Encrypted Finite-Horizon Energy-to-Peak State Estimation for Time-Varying Systems Under Eavesdropping Attacks: Tackling Secrecy Capacity

Abstract

This paper is concerned with the problem of finite-horizon energy-to-peak state estimation for a class of networked linear time-varying systems. Due to the inherent vulnerability of network-based communication, the measurement signals transmitted over a communication network might be intercepted by potential eavesdroppers. To avoid information leakage, by resorting to an artificial-noise-assisted method, we develop a novel encryption-decryption scheme to ensure that the transmitted signal is composed of the raw measurement and an artificial-noise term.
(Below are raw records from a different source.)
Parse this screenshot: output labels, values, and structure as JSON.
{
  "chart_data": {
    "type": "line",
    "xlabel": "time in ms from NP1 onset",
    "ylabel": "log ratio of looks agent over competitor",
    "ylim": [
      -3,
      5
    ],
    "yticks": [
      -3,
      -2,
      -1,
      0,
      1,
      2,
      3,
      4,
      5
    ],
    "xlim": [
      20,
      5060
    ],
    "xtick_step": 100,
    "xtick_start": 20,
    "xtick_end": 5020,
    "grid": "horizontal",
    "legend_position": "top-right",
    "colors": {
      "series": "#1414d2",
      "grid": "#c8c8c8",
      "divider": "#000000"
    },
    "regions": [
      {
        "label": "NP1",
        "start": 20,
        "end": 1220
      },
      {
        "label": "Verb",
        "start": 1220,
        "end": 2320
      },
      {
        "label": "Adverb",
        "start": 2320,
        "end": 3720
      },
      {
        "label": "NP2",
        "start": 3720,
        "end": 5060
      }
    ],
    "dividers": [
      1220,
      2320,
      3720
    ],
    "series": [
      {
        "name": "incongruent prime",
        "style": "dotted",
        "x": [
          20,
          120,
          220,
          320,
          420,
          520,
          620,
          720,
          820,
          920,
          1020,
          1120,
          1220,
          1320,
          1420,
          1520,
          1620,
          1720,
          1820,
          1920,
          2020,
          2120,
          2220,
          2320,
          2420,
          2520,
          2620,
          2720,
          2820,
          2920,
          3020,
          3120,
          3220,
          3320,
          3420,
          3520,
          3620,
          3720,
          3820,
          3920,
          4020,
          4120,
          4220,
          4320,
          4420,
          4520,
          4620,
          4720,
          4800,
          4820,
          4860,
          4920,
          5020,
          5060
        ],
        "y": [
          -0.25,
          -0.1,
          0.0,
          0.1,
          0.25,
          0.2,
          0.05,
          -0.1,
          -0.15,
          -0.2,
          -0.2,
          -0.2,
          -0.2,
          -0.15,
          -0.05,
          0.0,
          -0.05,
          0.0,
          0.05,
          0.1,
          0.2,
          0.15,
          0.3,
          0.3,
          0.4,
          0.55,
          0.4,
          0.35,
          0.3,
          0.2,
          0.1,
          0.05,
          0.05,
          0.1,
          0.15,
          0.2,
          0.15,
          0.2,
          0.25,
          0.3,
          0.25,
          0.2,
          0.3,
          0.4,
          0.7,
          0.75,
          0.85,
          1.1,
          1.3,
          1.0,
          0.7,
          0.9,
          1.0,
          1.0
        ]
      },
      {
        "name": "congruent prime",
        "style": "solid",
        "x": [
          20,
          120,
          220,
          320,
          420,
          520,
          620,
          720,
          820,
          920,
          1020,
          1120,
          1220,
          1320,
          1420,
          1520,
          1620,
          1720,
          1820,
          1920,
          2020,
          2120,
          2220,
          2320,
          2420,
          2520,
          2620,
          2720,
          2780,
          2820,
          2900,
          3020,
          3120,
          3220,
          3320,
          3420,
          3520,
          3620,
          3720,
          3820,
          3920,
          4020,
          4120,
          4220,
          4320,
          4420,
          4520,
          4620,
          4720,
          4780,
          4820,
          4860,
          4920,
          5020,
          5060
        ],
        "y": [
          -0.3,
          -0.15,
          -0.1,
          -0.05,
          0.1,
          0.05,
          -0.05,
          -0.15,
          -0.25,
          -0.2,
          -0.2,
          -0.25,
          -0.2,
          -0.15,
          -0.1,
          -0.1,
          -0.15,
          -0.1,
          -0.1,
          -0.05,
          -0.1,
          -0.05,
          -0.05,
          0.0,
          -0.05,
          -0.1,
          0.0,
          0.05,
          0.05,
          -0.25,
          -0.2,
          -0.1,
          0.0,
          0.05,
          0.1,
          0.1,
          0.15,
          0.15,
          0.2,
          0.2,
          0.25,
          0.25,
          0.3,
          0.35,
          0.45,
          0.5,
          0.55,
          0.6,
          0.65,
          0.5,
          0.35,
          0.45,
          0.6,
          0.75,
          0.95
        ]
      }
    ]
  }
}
A special evaluation index named secrecy capacity is employed to assess the information security of signal transmissions under the developed encryption-decryption scheme. The purpose of the addressed problem is to design an encryption-decryption scheme and a state estimator such that: 1) the desired secrecy capacity is ensured; and 2) the required finite-horizon $l_{2}-l_{\infty}$ performance is achieved. Sufficient conditions are established on the existence of the encryption-decryption mechanism and the finite-horizon state estimator. Finally, simulation results are proposed to show the effectiveness of our proposed encryption-decryption-based state estimation scheme.